Dehors la neige tombe trop fine : depuis que j'ai quitté St-Etienne aucune neige ne tient plus nulle part. Elle tombe sur le Louvre à côté et sur le Café du Louvre en face puis elle fond vite à peine l'asphalte effleurée. Je cherche à voir la neige fixer la rue mais non, les voitures circulent normalement.
Durant ma lecture de midi, je tombe sur :
L'hallucination consistait en ce que mon esprit semblait se déplacer librement à travers la pièce. Une source de lumière unique tombait de façon uniforme sur la table. Olivecrona (à moins que ce soit moi), se penchait en avant. Sa blouse s'était prise dans le grand tabouret et je le vis la dégager avec son pied. La lampe fixée à son front projetait sa lumière dans la cavité béante de mon crâne. Il avait déjà drainé le liquide jaunâtre. Les lobes du cervelet avaient l'air de s'être affaissés et séparés l'une de l'autre et il me semblait voir l'intérieur de la tumeur ouverte. Il avait cautérisé les veines sectionnées avec une aiguille chauffée au rouge. L'angiome était visible, étalé à l'intérieur de l'abcès, un peu de côté. La tumeur elle-même ressemblait à une grosse boule rouge. Dans ma vision, elle paraissait de la taille d'un petit chou-fleur. Sa surface en relief formait un motif, comme un camée ciselé. Le modèle suggérait vaguement un buste de femme. Oui, une femme embrassant son enfant. Sur la tête de la mère, se dessinait une dentelle italienne. Le bambino, vu de profil, s'accrochait à son cou.puis regarde ma salade de pâtes jaunes aux Surimi d'un œil affecté. J'hésite puis ne finis pas.

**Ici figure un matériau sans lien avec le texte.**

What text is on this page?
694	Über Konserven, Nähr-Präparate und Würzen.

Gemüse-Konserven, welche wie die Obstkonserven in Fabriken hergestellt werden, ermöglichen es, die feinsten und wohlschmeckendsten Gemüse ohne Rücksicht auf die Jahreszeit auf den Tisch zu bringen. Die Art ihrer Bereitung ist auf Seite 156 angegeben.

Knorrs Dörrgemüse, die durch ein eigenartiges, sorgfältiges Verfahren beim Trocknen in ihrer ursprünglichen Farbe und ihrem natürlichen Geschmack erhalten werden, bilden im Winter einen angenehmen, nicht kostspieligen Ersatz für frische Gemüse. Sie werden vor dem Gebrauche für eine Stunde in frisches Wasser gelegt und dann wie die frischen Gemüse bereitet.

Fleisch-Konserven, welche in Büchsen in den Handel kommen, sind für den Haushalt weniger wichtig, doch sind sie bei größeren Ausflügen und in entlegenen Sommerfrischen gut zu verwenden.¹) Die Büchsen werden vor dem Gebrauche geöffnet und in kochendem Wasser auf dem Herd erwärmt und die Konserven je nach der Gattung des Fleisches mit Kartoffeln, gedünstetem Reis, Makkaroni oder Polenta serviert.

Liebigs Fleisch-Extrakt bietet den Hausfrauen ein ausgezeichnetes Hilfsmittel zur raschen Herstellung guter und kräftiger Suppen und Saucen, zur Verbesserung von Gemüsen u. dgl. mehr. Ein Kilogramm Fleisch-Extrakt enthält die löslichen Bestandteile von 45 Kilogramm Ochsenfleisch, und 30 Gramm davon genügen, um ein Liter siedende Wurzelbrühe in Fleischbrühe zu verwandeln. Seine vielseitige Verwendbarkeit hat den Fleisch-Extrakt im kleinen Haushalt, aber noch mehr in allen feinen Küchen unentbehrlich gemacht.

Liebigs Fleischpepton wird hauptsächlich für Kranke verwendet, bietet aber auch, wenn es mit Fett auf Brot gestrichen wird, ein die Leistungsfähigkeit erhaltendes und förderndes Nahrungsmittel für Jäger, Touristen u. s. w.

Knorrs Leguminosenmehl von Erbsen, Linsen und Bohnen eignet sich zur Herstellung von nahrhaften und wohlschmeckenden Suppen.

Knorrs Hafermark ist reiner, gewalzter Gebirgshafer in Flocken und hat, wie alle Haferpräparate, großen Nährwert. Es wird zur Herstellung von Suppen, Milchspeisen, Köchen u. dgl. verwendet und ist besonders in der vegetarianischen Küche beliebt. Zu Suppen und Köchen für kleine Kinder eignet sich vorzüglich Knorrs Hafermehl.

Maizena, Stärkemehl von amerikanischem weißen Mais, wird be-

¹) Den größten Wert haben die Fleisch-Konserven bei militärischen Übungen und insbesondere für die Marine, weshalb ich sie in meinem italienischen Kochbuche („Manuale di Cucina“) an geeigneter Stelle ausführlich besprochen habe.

Frigyes Karinthy, Voyage autour de mon crâne, Viviane Hamy, trad : Françoise Vernan, P.225.
Durant l'après-midi je
pense aux fictions très courtes que je pourrais disséminer entre les pages du Journal, l'une partirait dans l'espace et l'on ramasserait des débris, des ordures, pour recyclage – me dis que janvier est un bon mois pour lire Antoine Volodine mais je n'en aucun sous la main – espère que ce con là qui me prend pour son chien ne rappellera plus – essaie d'écrire les quelques lignes de ce billet entre deux commandes à enregistrer – tente de me souvenir du titre de cette chanson piégée depuis ce matin entre mes tempes, sans succès – vois tomber la neige encore, mon chauffage privé collé au mur qui brasse de l'août à plein régime contre moi – me dis que je mangerais bien quelque chose de joli ce soir.
Dehors : six minutes pour gagner le 16h37, et gare à pas se laisser prendre dans la boue brune des trottoirs, la neige des centre-villes, qui laissent plier les chevilles. Plus haut, mes gants trop grands que je ne sais pas où mettre.

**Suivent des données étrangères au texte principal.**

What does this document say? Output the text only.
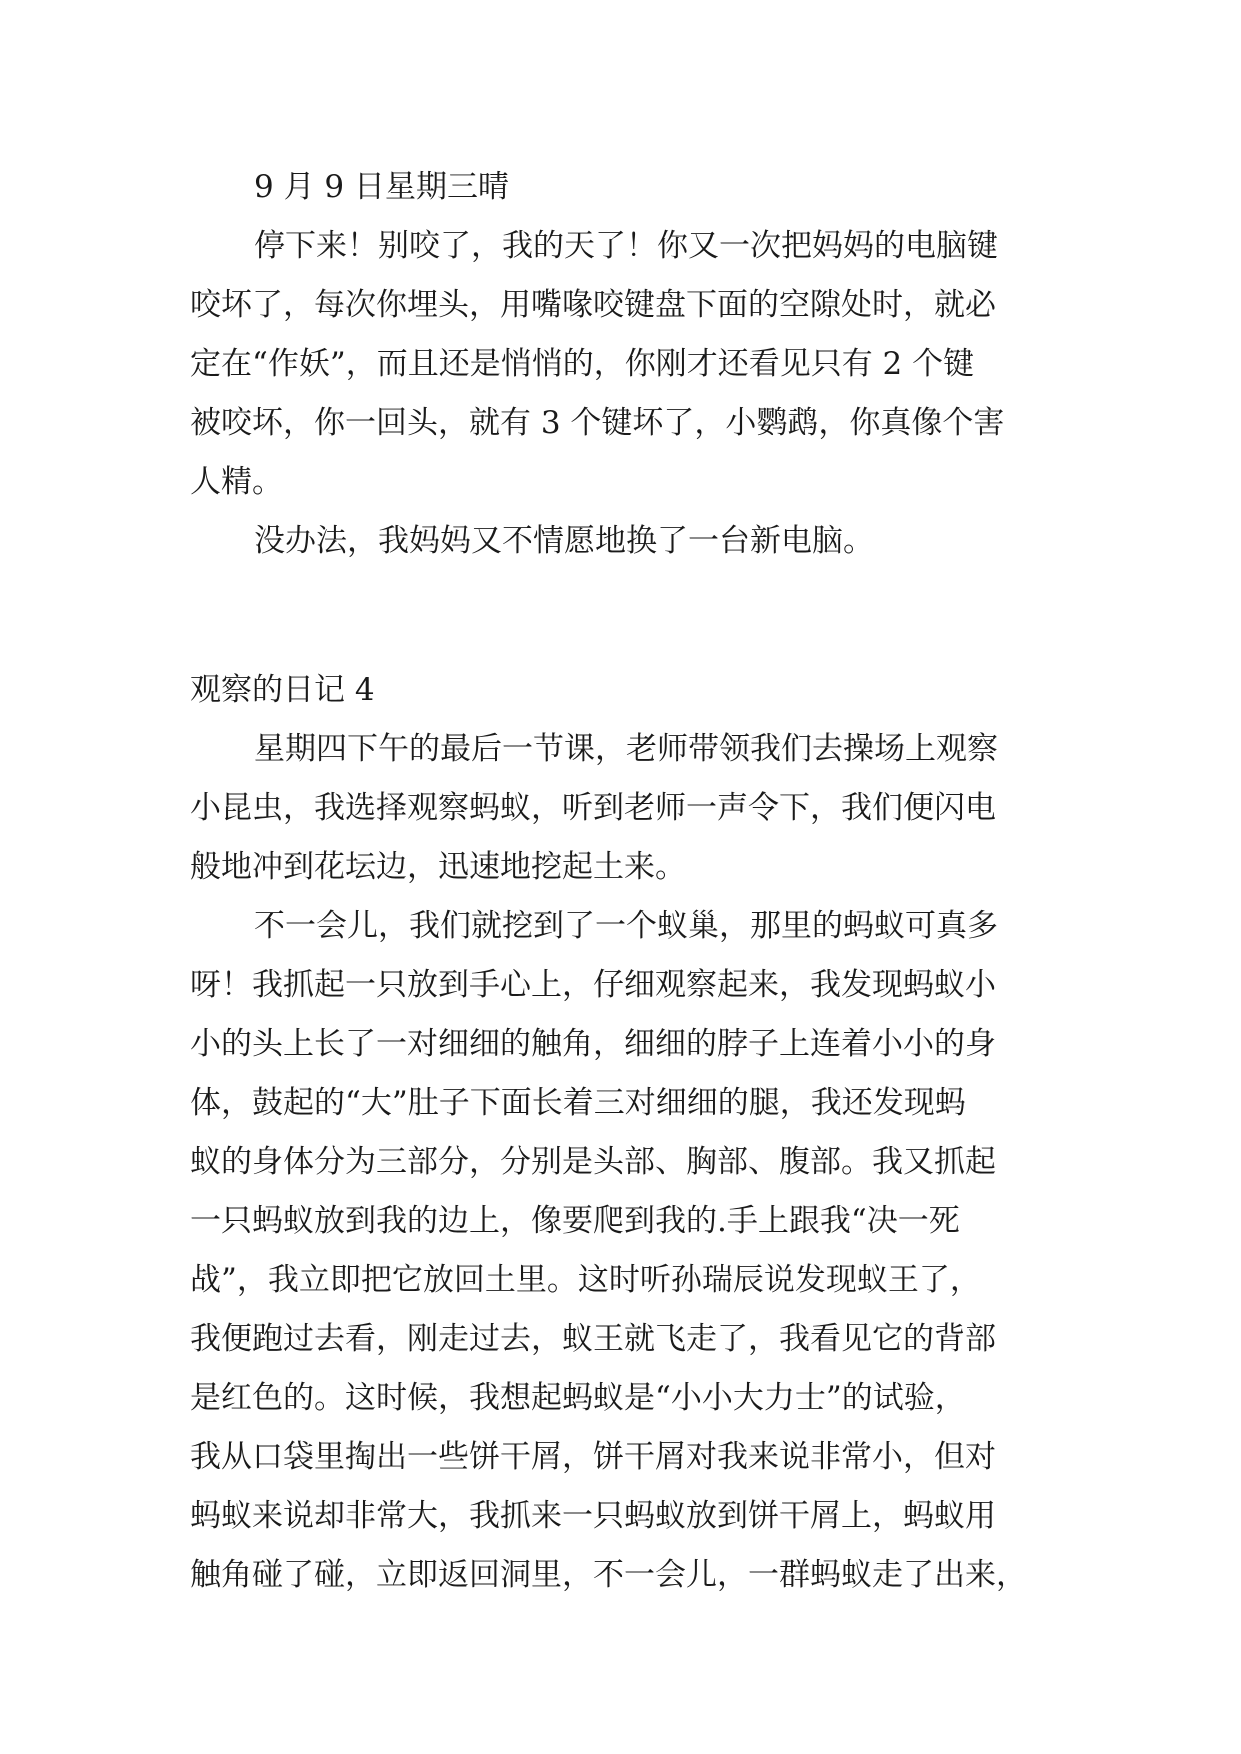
9 月 9 日星期三晴

停下来！别咬了，我的天了！你又一次把妈妈的电脑键

咬坏了，每次你埋头，用嘴喙咬键盘下面的空隙处时，就必

定在“作妖”，而且还是悄悄的，你刚才还看见只有 2 个键

被咬坏，你一回头，就有 3 个键坏了，小鹦鹉，你真像个害

人精。

没办法，我妈妈又不情愿地换了一台新电脑。

观察的日记 4

星期四下午的最后一节课，老师带领我们去操场上观察

小昆虫，我选择观察蚂蚁，听到老师一声令下，我们便闪电

般地冲到花坛边，迅速地挖起土来。

不一会儿，我们就挖到了一个蚁巢，那里的蚂蚁可真多

呀！我抓起一只放到手心上，仔细观察起来，我发现蚂蚁小

小的头上长了一对细细的触角，细细的脖子上连着小小的身

体，鼓起的“大”肚子下面长着三对细细的腿，我还发现蚂

蚁的身体分为三部分，分别是头部、胸部、腹部。我又抓起

一只蚂蚁放到我的边上，像要爬到我的.手上跟我“决一死

战”，我立即把它放回土里。这时听孙瑞辰说发现蚁王了，

我便跑过去看，刚走过去，蚁王就飞走了，我看见它的背部

是红色的。这时候，我想起蚂蚁是“小小大力士”的试验，

我从口袋里掏出一些饼干屑，饼干屑对我来说非常小，但对

蚂蚁来说却非常大，我抓来一只蚂蚁放到饼干屑上，蚂蚁用

触角碰了碰，立即返回洞里，不一会儿，一群蚂蚁走了出来，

Je vois dans le train du retour qu'une chaussette noire stagne dans une flaque de boue séché entre les deux portes et personne pour s'y intéresser. Arrêté un moment en gare de C. nous repartons finalement au moment même où un autre train type Secteur 7 démarre sur un quai voisin, celui-ci dans l'autre sens : la plaque de béton prise entre, celle qui dit Ne pas descendre ici semble bloquée dans un paradoxe temporel, incertaine du mouvement à suivre, déchirée entre les deux trains antagonistes. Le paradoxe se poursuit : assis à l'envers du sens du rail, l'impression d'être aspiré par le temps, de remonter l'ordre des choses (la vitesse aussi). Un peu plus tôt : un étang près de G. complètement gelé en contrebas et la neige déposée par dessus comme une feuille de calque. Y retrouver par hasard le titre de ma chanson perdue ; c'était Nylon smile.